A few weeks ago we celebrated a milestone moment in American sports history, the 50-year anniversary of the passage of Title IX. A federal civil rights law that has influenced so much around gender equality in education, arguably Title IX’s biggest impact was leveling the playing field for girls and women in sports.
The passage of the legislation had immediate impacts in Long Beach and across the country. The Moore League added girls’ sports for the first time shortly after it was passed in 1972, and girls’ teams were soon competing for CIF-SS championships and college scholarships.
The history of girls in sports extends far back beyond 1972 here, of course. Long Beach was settled in large part by Midwesterners in the late 19th century, many of whom left farms behind; farms where daughters were expected to do their share of chores, including physical labor.
So it’s no surprise that in the early 1900s, Long Beach Poly (then Long Beach High) had a thriving girls’ sports programs. The Long Beach High girls’ basketball team must have been a sight to behold, with a 6-foot-6 center and a rapid-fire passing style that led them to wins over the Long Beach High boys’ team and even collegiate teams like USC. The Jackrabbit girls actually went 2-1 against USC in the 1900s and 1910s.
The creation of the CIF in 1913 was the worst thing that could have happened for girls’ athletes at the time. The organization may have had some Long Beachers involved in its creation (including Harry J. Moore, for whom the Moore League is named) but the CIF was founded without Long Beach’s “progressive” view of girls playing sports. As prep sports became formalized under the CIF’s structure, girls were left behind, and for 60 years the only girls’ sports were offered as PE classes, intramurals, or in other amateur competitions.
Local Long Beach legends suffered under the idiocy of the pre-Title IX world. Long Beach Olympic swimmer Suzie Atwood was competing for Team USA in the Olympics while still a student at Millikan High, where she had to take general physical education because girls weren’t allowed on a swim team. Her teacher had the gall to mark her “unexcused absent” while she was training with the national team, an injustice shared by other pioneers like Wilson rower Joan Van Blom, and Poly’s Billie Jean King.
Billie Jean became the posterchild for allowing girls and women opportunities thanks to her win over Bobby Riggs in the Battle of the Sexes, and she went up and down the halls of Congress knocking on doors to make sure Title IX was passed 50 years ago. It was a personal fight for Billie Jean, as it was for so many other women involved in the movement. A few years ago in an interview, she told me she still regrets not being able to win a Moore League championship in high school.
“All I wanted was to beat Wilson,” she said.
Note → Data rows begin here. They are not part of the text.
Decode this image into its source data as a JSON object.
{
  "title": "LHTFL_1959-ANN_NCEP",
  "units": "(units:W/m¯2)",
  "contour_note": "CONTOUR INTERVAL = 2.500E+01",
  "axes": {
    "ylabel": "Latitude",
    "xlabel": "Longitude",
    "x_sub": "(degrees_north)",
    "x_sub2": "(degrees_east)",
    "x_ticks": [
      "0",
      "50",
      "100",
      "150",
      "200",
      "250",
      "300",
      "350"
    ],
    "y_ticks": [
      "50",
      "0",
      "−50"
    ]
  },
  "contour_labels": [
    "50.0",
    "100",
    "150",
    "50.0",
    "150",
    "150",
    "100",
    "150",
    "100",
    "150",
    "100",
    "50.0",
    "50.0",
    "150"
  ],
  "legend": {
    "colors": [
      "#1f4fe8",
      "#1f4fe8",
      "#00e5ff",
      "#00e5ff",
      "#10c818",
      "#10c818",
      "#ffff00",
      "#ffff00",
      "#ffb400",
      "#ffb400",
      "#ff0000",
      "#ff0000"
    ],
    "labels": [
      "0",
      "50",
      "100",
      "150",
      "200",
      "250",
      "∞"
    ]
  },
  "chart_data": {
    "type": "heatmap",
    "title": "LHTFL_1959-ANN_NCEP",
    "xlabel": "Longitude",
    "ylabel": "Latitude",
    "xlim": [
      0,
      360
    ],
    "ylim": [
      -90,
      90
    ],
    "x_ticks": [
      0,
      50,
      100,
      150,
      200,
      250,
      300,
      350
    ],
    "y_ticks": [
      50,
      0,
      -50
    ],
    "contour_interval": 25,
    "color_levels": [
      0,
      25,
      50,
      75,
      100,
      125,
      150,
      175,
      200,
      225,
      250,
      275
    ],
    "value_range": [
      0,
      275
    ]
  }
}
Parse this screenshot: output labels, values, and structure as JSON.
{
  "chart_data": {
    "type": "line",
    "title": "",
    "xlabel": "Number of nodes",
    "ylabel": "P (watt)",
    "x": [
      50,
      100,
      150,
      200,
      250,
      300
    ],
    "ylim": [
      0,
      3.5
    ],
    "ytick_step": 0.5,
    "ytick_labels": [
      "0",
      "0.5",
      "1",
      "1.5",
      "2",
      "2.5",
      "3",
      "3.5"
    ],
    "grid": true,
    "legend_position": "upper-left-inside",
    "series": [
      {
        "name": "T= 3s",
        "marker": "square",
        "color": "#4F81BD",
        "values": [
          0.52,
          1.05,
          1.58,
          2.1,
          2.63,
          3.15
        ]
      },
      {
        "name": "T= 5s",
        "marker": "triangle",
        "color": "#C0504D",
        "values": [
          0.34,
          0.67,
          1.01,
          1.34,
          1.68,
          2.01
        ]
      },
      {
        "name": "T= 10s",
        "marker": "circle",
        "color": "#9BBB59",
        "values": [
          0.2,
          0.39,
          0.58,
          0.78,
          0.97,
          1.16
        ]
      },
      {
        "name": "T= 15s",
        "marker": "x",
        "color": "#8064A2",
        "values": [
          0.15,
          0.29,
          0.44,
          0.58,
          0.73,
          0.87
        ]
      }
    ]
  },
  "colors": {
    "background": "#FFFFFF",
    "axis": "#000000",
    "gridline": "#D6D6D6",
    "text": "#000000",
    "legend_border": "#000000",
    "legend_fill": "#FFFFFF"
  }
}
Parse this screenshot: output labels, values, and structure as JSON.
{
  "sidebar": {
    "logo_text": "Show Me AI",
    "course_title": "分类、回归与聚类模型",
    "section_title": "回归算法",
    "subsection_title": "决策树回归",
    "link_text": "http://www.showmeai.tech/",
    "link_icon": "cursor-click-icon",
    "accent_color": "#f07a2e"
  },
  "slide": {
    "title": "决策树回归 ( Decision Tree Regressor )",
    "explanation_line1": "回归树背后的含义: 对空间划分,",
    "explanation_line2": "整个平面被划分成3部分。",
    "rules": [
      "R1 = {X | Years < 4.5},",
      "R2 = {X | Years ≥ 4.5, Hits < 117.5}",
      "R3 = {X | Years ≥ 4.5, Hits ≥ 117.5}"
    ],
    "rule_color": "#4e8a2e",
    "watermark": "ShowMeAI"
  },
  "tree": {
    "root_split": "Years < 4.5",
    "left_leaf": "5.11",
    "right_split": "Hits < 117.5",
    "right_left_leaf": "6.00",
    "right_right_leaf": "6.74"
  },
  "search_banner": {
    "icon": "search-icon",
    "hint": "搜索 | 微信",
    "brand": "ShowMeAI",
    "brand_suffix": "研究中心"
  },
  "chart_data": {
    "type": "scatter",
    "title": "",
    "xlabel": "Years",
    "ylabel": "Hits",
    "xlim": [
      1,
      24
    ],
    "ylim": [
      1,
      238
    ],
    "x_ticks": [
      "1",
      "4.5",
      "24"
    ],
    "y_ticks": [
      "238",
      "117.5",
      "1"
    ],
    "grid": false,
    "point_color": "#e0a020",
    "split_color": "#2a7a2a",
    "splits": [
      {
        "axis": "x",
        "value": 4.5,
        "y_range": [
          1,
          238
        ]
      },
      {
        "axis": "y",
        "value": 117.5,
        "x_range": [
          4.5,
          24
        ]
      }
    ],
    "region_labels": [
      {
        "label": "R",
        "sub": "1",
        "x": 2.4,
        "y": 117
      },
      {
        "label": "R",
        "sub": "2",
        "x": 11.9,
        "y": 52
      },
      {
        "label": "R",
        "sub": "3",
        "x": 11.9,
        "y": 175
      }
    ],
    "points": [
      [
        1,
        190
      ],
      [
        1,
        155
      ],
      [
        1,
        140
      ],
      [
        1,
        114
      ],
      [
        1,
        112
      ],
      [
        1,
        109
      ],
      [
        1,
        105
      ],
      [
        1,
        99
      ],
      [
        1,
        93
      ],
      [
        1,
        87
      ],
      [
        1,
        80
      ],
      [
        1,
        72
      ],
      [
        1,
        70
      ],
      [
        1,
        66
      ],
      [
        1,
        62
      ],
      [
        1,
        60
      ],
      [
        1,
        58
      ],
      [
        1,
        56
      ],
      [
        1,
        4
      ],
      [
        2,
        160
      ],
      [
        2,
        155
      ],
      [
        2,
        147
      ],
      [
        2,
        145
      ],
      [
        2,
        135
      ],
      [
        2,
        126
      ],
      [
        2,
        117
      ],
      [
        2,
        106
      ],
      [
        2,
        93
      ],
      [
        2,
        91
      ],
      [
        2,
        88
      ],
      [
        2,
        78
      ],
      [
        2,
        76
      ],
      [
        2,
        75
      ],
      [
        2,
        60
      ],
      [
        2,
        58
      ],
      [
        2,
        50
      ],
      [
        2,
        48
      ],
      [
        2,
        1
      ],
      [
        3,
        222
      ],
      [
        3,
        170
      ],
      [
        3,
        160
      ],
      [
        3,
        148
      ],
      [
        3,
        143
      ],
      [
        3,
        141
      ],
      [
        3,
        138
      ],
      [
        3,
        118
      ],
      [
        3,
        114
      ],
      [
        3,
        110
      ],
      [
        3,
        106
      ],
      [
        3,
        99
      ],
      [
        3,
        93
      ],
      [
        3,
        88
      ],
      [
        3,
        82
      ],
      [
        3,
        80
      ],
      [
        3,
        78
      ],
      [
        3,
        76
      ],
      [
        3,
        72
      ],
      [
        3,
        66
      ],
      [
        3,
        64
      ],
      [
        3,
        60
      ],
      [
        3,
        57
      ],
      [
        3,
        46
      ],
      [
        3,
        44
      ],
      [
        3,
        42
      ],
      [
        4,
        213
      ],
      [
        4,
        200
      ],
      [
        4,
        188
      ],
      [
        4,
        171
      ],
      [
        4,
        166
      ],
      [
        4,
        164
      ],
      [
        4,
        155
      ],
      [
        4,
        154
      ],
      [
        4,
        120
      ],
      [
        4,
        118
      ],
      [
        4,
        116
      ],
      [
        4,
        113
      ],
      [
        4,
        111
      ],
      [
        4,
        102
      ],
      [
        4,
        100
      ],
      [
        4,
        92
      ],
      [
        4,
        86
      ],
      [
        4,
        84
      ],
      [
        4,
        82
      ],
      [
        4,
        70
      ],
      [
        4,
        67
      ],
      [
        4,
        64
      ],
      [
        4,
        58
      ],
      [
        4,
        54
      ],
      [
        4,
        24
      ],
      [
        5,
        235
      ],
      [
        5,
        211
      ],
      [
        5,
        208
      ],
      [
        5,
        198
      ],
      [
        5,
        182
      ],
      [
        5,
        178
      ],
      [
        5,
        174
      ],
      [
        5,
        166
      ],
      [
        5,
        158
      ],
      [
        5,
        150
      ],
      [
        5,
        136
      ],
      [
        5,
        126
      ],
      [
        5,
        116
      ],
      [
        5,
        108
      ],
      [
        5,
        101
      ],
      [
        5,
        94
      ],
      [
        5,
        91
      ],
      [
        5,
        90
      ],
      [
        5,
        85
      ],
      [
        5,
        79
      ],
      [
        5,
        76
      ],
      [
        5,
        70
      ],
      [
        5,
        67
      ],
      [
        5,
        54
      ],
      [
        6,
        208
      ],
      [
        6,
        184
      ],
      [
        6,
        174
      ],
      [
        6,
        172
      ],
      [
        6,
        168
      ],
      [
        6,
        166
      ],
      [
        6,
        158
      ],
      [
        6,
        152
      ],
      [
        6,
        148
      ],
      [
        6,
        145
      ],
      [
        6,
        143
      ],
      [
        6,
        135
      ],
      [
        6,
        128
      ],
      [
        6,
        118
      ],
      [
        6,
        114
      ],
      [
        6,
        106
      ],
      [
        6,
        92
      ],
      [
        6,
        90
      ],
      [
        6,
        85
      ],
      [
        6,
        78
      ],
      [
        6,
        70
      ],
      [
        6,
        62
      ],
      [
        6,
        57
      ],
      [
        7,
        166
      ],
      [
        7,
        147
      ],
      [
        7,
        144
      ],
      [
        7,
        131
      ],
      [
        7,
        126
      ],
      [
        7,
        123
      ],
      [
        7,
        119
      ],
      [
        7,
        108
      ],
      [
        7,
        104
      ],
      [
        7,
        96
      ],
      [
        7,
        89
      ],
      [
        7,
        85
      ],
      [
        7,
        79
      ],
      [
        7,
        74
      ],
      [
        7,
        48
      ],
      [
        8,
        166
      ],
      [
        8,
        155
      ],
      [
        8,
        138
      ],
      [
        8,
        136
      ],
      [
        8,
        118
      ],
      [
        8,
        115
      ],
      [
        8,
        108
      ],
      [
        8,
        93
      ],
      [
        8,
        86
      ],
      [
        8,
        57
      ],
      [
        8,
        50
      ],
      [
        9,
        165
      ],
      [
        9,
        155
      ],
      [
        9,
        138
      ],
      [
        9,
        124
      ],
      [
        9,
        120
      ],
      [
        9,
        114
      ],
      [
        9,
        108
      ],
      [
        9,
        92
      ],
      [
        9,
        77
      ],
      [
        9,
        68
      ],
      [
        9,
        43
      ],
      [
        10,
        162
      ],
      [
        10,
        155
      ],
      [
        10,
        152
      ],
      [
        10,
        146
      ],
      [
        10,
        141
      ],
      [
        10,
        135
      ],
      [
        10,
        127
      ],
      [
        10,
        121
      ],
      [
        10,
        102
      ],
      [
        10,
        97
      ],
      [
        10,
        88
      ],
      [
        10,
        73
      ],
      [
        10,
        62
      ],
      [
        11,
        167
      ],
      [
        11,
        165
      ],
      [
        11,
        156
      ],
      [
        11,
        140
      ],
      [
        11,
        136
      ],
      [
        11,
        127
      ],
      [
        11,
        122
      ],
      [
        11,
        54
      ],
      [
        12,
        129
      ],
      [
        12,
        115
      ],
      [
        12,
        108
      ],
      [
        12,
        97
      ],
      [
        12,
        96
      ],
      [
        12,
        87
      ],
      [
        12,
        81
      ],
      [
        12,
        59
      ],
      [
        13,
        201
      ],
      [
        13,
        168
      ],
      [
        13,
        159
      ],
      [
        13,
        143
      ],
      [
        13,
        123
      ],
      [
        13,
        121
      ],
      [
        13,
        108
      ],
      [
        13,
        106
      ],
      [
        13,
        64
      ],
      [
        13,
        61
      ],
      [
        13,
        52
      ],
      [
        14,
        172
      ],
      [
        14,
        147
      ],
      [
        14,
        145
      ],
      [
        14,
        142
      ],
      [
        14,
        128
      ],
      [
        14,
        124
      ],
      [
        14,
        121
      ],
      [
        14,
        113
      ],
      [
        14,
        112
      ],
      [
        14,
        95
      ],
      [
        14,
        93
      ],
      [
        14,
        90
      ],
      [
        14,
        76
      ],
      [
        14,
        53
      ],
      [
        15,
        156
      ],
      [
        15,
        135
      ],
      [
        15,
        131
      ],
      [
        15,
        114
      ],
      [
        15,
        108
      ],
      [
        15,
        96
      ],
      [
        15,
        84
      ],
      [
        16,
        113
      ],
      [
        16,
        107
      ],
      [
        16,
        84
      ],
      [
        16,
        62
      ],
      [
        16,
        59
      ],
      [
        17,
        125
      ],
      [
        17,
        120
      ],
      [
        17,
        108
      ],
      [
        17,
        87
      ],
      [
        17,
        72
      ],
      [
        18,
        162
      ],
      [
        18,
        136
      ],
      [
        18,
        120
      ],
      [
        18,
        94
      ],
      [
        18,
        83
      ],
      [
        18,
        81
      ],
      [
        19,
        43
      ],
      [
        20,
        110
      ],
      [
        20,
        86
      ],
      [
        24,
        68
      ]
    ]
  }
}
Fifty years later, the seeds planted by Billie Jean, Suzie, and Joan have born incredible harvests of athletic opportunity. Long Beach State and LBCC’s women’s programs flourished, with the LBSU women’s volleyball team bringing home national championships, and its women’s basketball team standing as one of the best in the nation in the 1970s.
Millions of dollars in college scholarships are earned every year by Long Beach high school girls, and the girls win more championships at the CIF Southern Section and CIF State level than the boys do.
The fight isn’t over, of course. Long Beach is lucky to still be filled with trailblazers, not just in the ranks of athletes, but more recently in the ranks of coaches as well. Longtime Millikan girls’ basketball coach Lorene Morgan has won 604 games with the Rams and coached a WNBA champion in Courtney Clements; only five women in California history have coached more girls’ basketball wins than Morgan.
Poly athletic director and track and field coach Crystal Irving has been a statewide trailblazer as one of California’s first-ever Black women to win a state title. Irving comes from a historic Long Beach family that was among the city’s first Black business owners, and befitting her inspirational athletic and coaching career, she was recently named the CIF State Coach of the Year for her service. It was a fitting full-circle moment seeing a Long Beach figure honored by the CIF a century after it served to stamp down girls’ sports in the city, and a half-century after Title IX’s passage began to undo that damage.
Irving is a Poly institution, but she said that she was inspired by those who came before her, like Billie Jean.
“I remember looking at that ‘Enter to Learn, Go Forth to Serve’ sign and thinking about her, wanting to be like her and to make an impact like her,” she said.
As long as girls and women are given an opportunity to compete, their impact will always be felt—in Long Beach, across the country, and around the world.